"Andá com fé eu vou/Que a fé não costuma faiá".
Este famoso refrão da música "Andar com fé", composta em 1982 por Gilberto Gil, é repetido até hoje por tantos cantores e públicos que não cansam de entoar seus versos simples.
Muito provavelmente foram poucos (se houve) os que questionaram a maneira da escrita do verbo "falhar". Talvez porque a maneira como a palavra é cantada está tão intrinsecamente ligada à força e ao significado que almejam, somados ao ritmo, de cunho popular, que se torna irrelevante a gramática.
Segundo o próprio autor: "O uso do 'faiá' é assumido com a intenção de legitimar uma forma popular contra a hegemonia do bem falar das elites. É uma homenagem ao linguajar caipira, ao modo popular mineiro, paulista, baiano - brasileiro, enfim - de falar 'falhar' no interior.".
Isto foi em 1982, quando ainda não tínhamos essa avalanche de letras e músicas (embora estejam distantes de ser uma coisa e outra) que assassinam a nossa língua, sem dó nem piedade.
Hoje, olhando esse "faiá" percebemos que não houve falha nenhuma, mas a utilização de um recurso apropriado e cheio das melhores intenções.
Gil salienta que: "É quase como se a frase da canção não pudesse ser verdade se o verbo fosse pronunciado corretamente - o que seria um erro...".

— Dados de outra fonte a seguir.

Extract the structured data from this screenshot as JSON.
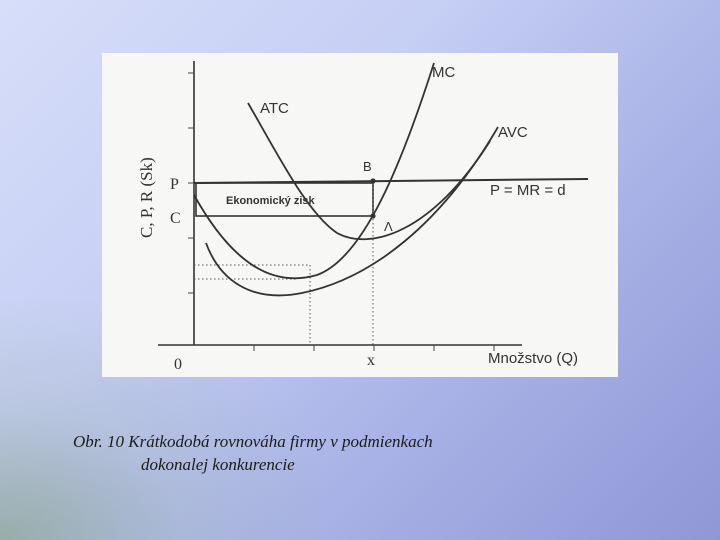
{
  "figure": {
    "y_axis_label": "C, P, R (Sk)",
    "x_axis_label": "Množstvo (Q)",
    "origin_label": "0",
    "price_label": "P",
    "cost_label": "C",
    "quantity_label": "x",
    "point_b_label": "B",
    "point_a_label": "Λ",
    "mc_label": "MC",
    "atc_label": "ATC",
    "avc_label": "AVC",
    "demand_label": "P = MR = d",
    "profit_label": "Ekonomický zisk"
  },
  "caption": {
    "line1": "Obr. 10 Krátkodobá rovnováha firmy v podmienkach",
    "line2": "dokonalej konkurencie"
  },
  "colors": {
    "ink": "#333333",
    "paper": "#f7f7f5"
  }
}
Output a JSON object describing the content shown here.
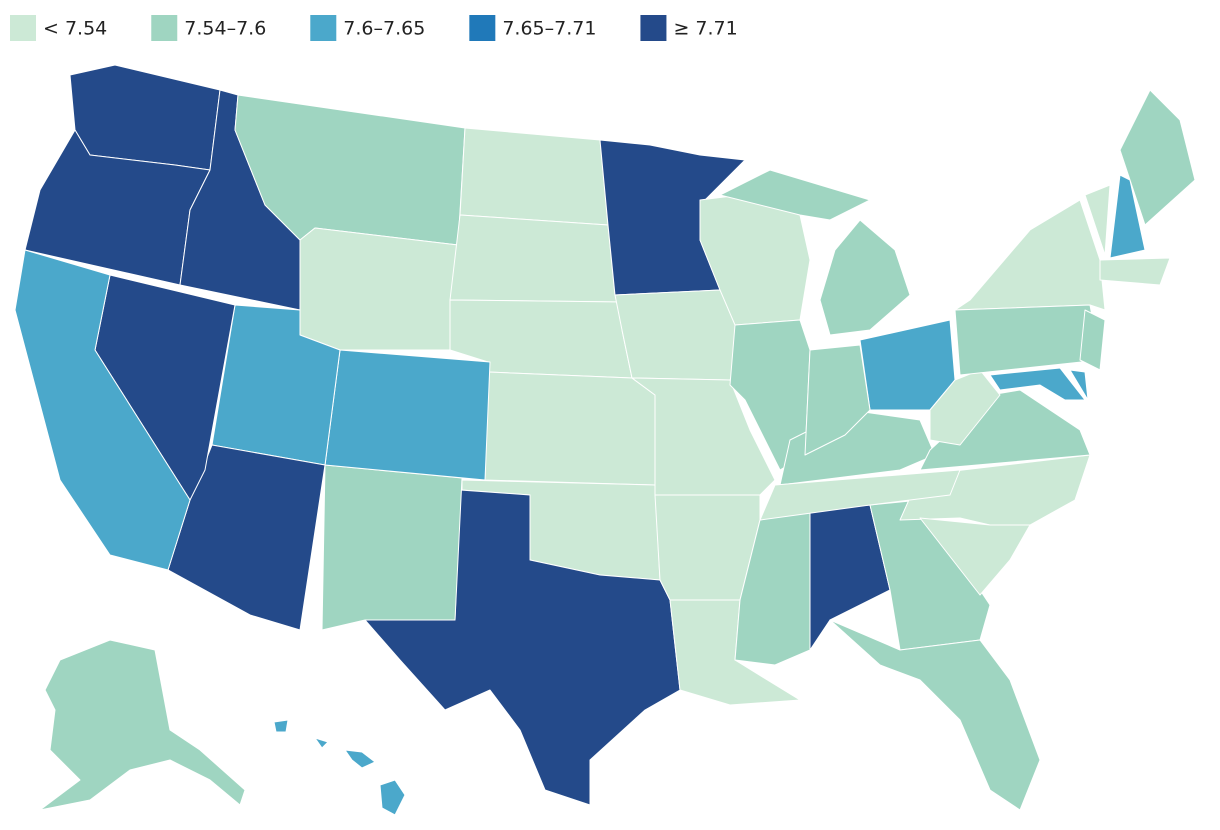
{
  "legend": [
    {
      "label": "< 7.54",
      "color": "#cce9d6"
    },
    {
      "label": "7.54–7.6",
      "color": "#9fd5c1"
    },
    {
      "label": "7.6–7.65",
      "color": "#4ba8cb"
    },
    {
      "label": "7.65–7.71",
      "color": "#2079b9"
    },
    {
      "label": "≥ 7.71",
      "color": "#244a8a"
    }
  ],
  "regions": [
    4,
    4,
    4,
    1,
    0,
    0,
    0,
    0,
    0,
    0,
    4,
    1,
    2,
    2,
    4,
    4,
    2,
    4,
    0,
    0,
    0,
    1,
    0,
    0,
    1,
    4,
    1,
    0,
    1,
    1,
    2,
    1,
    1,
    0,
    0,
    1,
    0,
    0,
    2,
    1,
    2,
    1,
    0,
    0,
    2,
    1,
    1,
    2
  ]
}
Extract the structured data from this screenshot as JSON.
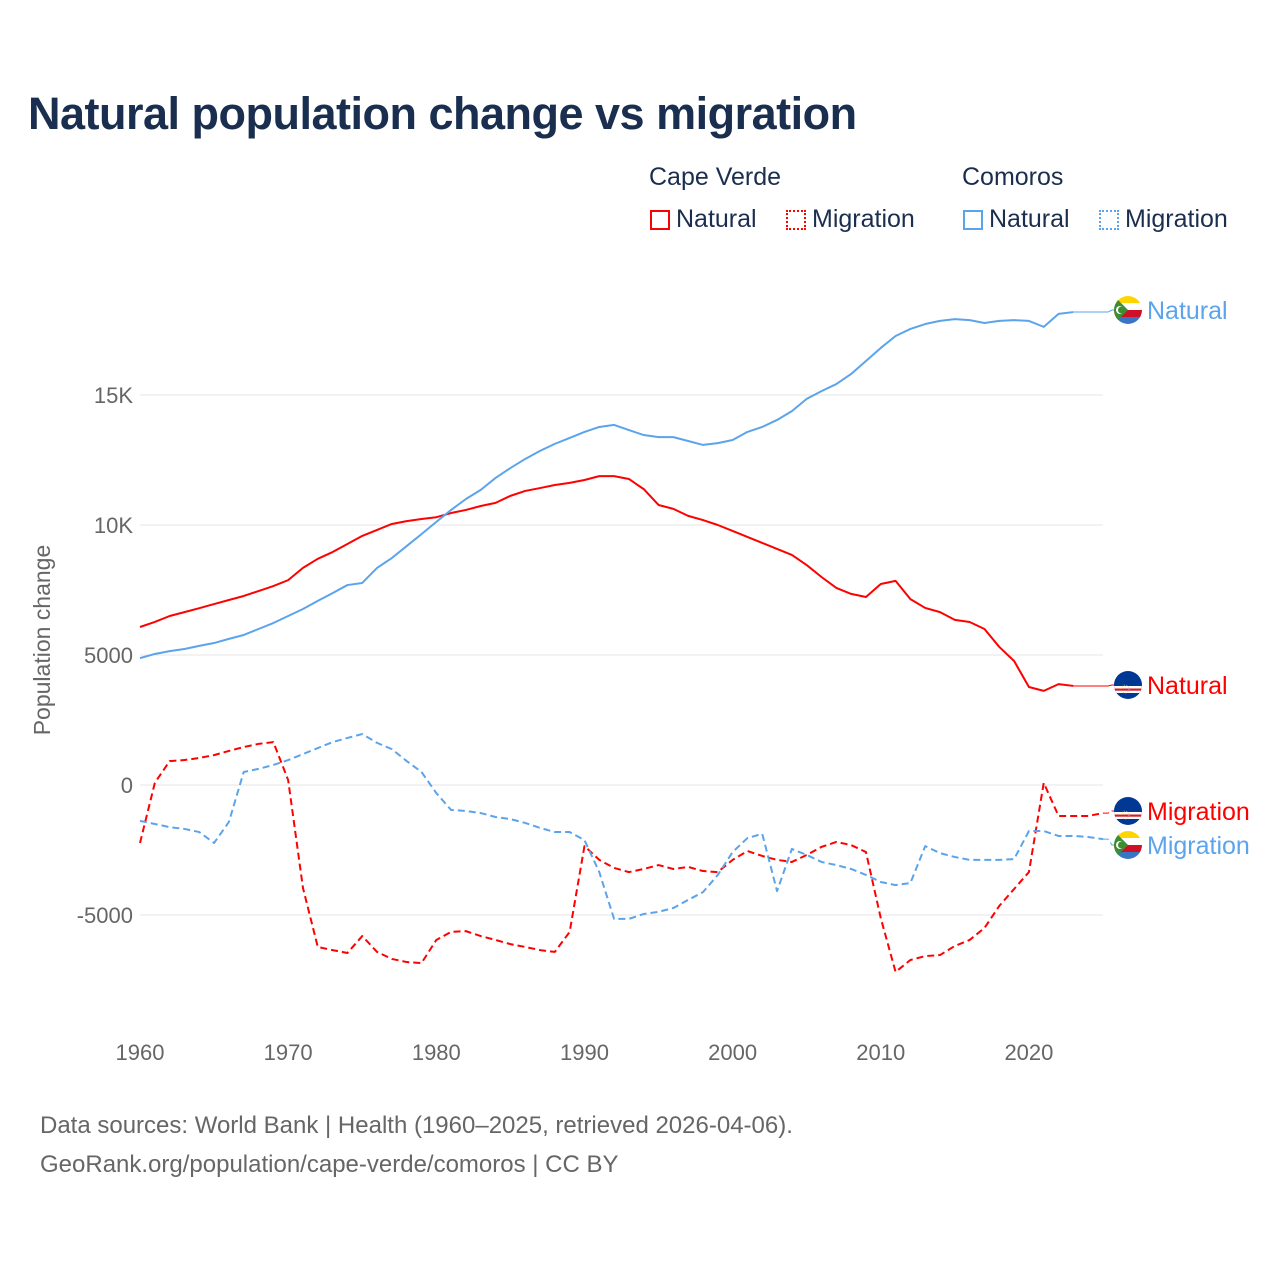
{
  "chart_data": {
    "type": "line",
    "title": "Natural population change vs migration",
    "xlabel": "",
    "ylabel": "Population change",
    "xlim": [
      1960,
      2025
    ],
    "ylim": [
      -8500,
      19500
    ],
    "grid": true,
    "x_ticks": [
      1960,
      1970,
      1980,
      1990,
      2000,
      2010,
      2020
    ],
    "x_tick_labels": [
      "1960",
      "1970",
      "1980",
      "1990",
      "2000",
      "2010",
      "2020"
    ],
    "y_ticks": [
      -5000,
      0,
      5000,
      10000,
      15000
    ],
    "y_tick_labels": [
      "-5000",
      "0",
      "5000",
      "10K",
      "15K"
    ],
    "legend": {
      "placement": "top-right",
      "groups": [
        {
          "name": "Cape Verde",
          "items": [
            "Natural",
            "Migration"
          ]
        },
        {
          "name": "Comoros",
          "items": [
            "Natural",
            "Migration"
          ]
        }
      ]
    },
    "start_year": 1960,
    "series": [
      {
        "country": "Cape Verde",
        "name": "Natural",
        "color": "#ff0000",
        "style": "solid",
        "end_label": "Natural",
        "values": [
          6077,
          6270,
          6500,
          6650,
          6800,
          6960,
          7115,
          7270,
          7460,
          7650,
          7880,
          8350,
          8700,
          8960,
          9270,
          9580,
          9810,
          10040,
          10150,
          10230,
          10300,
          10460,
          10580,
          10730,
          10850,
          11120,
          11310,
          11420,
          11540,
          11620,
          11730,
          11880,
          11880,
          11770,
          11380,
          10770,
          10620,
          10350,
          10190,
          10000,
          9770,
          9540,
          9310,
          9080,
          8850,
          8460,
          8000,
          7580,
          7350,
          7230,
          7730,
          7850,
          7150,
          6810,
          6650,
          6350,
          6270,
          6000,
          5310,
          4770,
          3770,
          3620,
          3880,
          3810
        ]
      },
      {
        "country": "Cape Verde",
        "name": "Migration",
        "color": "#ff0000",
        "style": "dashed",
        "end_label": "Migration",
        "values": [
          -2230,
          80,
          920,
          960,
          1040,
          1150,
          1310,
          1460,
          1580,
          1650,
          190,
          -3960,
          -6230,
          -6350,
          -6460,
          -5810,
          -6420,
          -6690,
          -6810,
          -6850,
          -5960,
          -5650,
          -5620,
          -5810,
          -5960,
          -6120,
          -6230,
          -6350,
          -6420,
          -5650,
          -2350,
          -2880,
          -3190,
          -3350,
          -3230,
          -3080,
          -3230,
          -3150,
          -3310,
          -3350,
          -2880,
          -2540,
          -2730,
          -2880,
          -2960,
          -2690,
          -2380,
          -2190,
          -2310,
          -2580,
          -5120,
          -7190,
          -6730,
          -6580,
          -6540,
          -6190,
          -5960,
          -5500,
          -4650,
          -4000,
          -3350,
          80,
          -1190,
          -1190,
          -1190,
          -1080
        ]
      },
      {
        "country": "Comoros",
        "name": "Natural",
        "color": "#5ba4ec",
        "style": "solid",
        "end_label": "Natural",
        "values": [
          4880,
          5040,
          5150,
          5230,
          5350,
          5460,
          5620,
          5770,
          6000,
          6230,
          6500,
          6770,
          7080,
          7380,
          7690,
          7770,
          8350,
          8730,
          9190,
          9650,
          10120,
          10580,
          11000,
          11350,
          11810,
          12190,
          12540,
          12850,
          13120,
          13350,
          13580,
          13770,
          13850,
          13650,
          13460,
          13380,
          13380,
          13230,
          13080,
          13150,
          13270,
          13580,
          13770,
          14040,
          14380,
          14850,
          15150,
          15420,
          15810,
          16310,
          16810,
          17270,
          17540,
          17730,
          17850,
          17920,
          17880,
          17770,
          17850,
          17880,
          17850,
          17620,
          18120,
          18190
        ]
      },
      {
        "country": "Comoros",
        "name": "Migration",
        "color": "#5ba4ec",
        "style": "dashed",
        "end_label": "Migration",
        "values": [
          -1380,
          -1500,
          -1620,
          -1690,
          -1810,
          -2230,
          -1420,
          500,
          620,
          770,
          960,
          1190,
          1420,
          1650,
          1810,
          1960,
          1620,
          1380,
          920,
          500,
          -310,
          -960,
          -1000,
          -1080,
          -1230,
          -1310,
          -1460,
          -1650,
          -1810,
          -1810,
          -2120,
          -3350,
          -5150,
          -5150,
          -4960,
          -4880,
          -4730,
          -4420,
          -4120,
          -3460,
          -2580,
          -2040,
          -1880,
          -4080,
          -2460,
          -2690,
          -2960,
          -3080,
          -3230,
          -3460,
          -3730,
          -3850,
          -3770,
          -2350,
          -2620,
          -2770,
          -2880,
          -2880,
          -2880,
          -2850,
          -1770,
          -1770,
          -1960,
          -1960,
          -2000,
          -2080
        ]
      }
    ]
  },
  "legend_labels": {
    "group1": "Cape Verde",
    "group2": "Comoros",
    "natural": "Natural",
    "migration": "Migration"
  },
  "footer": {
    "line1": "Data sources: World Bank | Health (1960–2025, retrieved 2026-04-06).",
    "line2": "GeoRank.org/population/cape-verde/comoros | CC BY"
  }
}
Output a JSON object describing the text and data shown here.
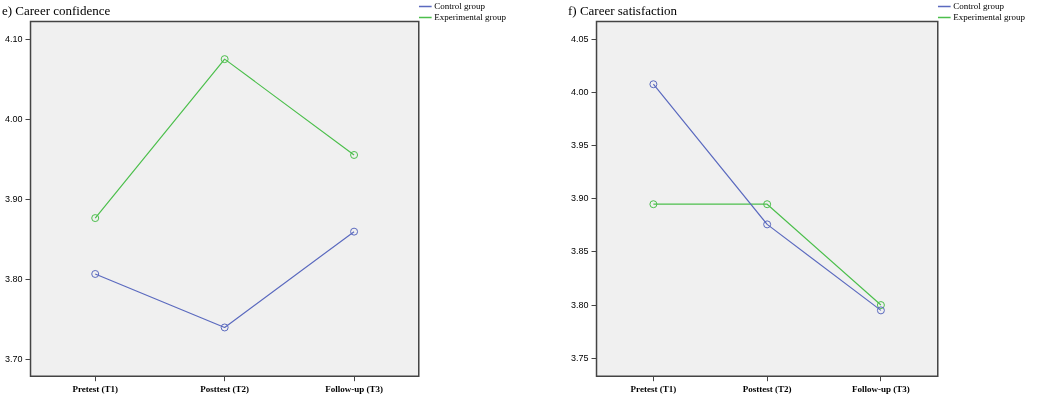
{
  "chart_data": [
    {
      "type": "line",
      "title": "e) Career confidence",
      "categories": [
        "Pretest (T1)",
        "Posttest (T2)",
        "Follow-up (T3)"
      ],
      "series": [
        {
          "name": "Control group",
          "color": "#5b6abf",
          "values": [
            3.807,
            3.74,
            3.86
          ]
        },
        {
          "name": "Experimental group",
          "color": "#4cbf4c",
          "values": [
            3.877,
            4.076,
            3.956
          ]
        }
      ],
      "ylim": [
        3.679,
        4.123
      ],
      "yticks": [
        {
          "value": 3.7,
          "label": "3.70"
        },
        {
          "value": 3.8,
          "label": "3.80"
        },
        {
          "value": 3.9,
          "label": "3.90"
        },
        {
          "value": 4.0,
          "label": "4.00"
        },
        {
          "value": 4.1,
          "label": "4.10"
        }
      ],
      "grid": false,
      "legend": "top right",
      "marker": "circle",
      "line_style": "solid"
    },
    {
      "type": "line",
      "title": "f) Career satisfaction",
      "categories": [
        "Pretest (T1)",
        "Posttest (T2)",
        "Follow-up (T3)"
      ],
      "series": [
        {
          "name": "Control group",
          "color": "#5b6abf",
          "values": [
            4.008,
            3.876,
            3.795
          ]
        },
        {
          "name": "Experimental group",
          "color": "#4cbf4c",
          "values": [
            3.895,
            3.895,
            3.8
          ]
        }
      ],
      "ylim": [
        3.733,
        4.067
      ],
      "yticks": [
        {
          "value": 3.75,
          "label": "3.75"
        },
        {
          "value": 3.8,
          "label": "3.80"
        },
        {
          "value": 3.85,
          "label": "3.85"
        },
        {
          "value": 3.9,
          "label": "3.90"
        },
        {
          "value": 3.95,
          "label": "3.95"
        },
        {
          "value": 4.0,
          "label": "4.00"
        },
        {
          "value": 4.05,
          "label": "4.05"
        }
      ],
      "grid": false,
      "legend": "top right",
      "marker": "circle",
      "line_style": "solid"
    }
  ]
}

A respeito disto, o letrista Carlos Rennó fez uma interessante observação: "'Faiá' é coração, 'falhar' é cabeça, e fé é coração.".
Na letra original ainda encontramos o "andá", também uma variante, via licença poética, de "andar". Assim, é possível encontrar uma intenção de rima do poeta Gil, entre a primeira palavra do primeiro verso e a última palavra do segundo verso (o exemplo citado está na frase que abre este artigo).
O autor utiliza-se do recurso da repetição para enfatizar sua intenção. A palavra "fé" é mencionada inúmeras vezes, tanto no refrão, quanto nas estrofes. Consegue colocar fé até onde ela, a princípio, não existiria: "Mesmo a quem não tem fé/A fé costuma acompanhar/Ô ô/Pelo sim, pelo não.".
Que saudade de ouvir boas canções por aí, pelas ruas, pelos bares, pelas rádios, pelas vozes populares... A boa música parece que se confinou a guetos e deve ser ouvida quase que clandestinamente, como se estranha fosse.
Estranhos são estes tempos... estranho eu.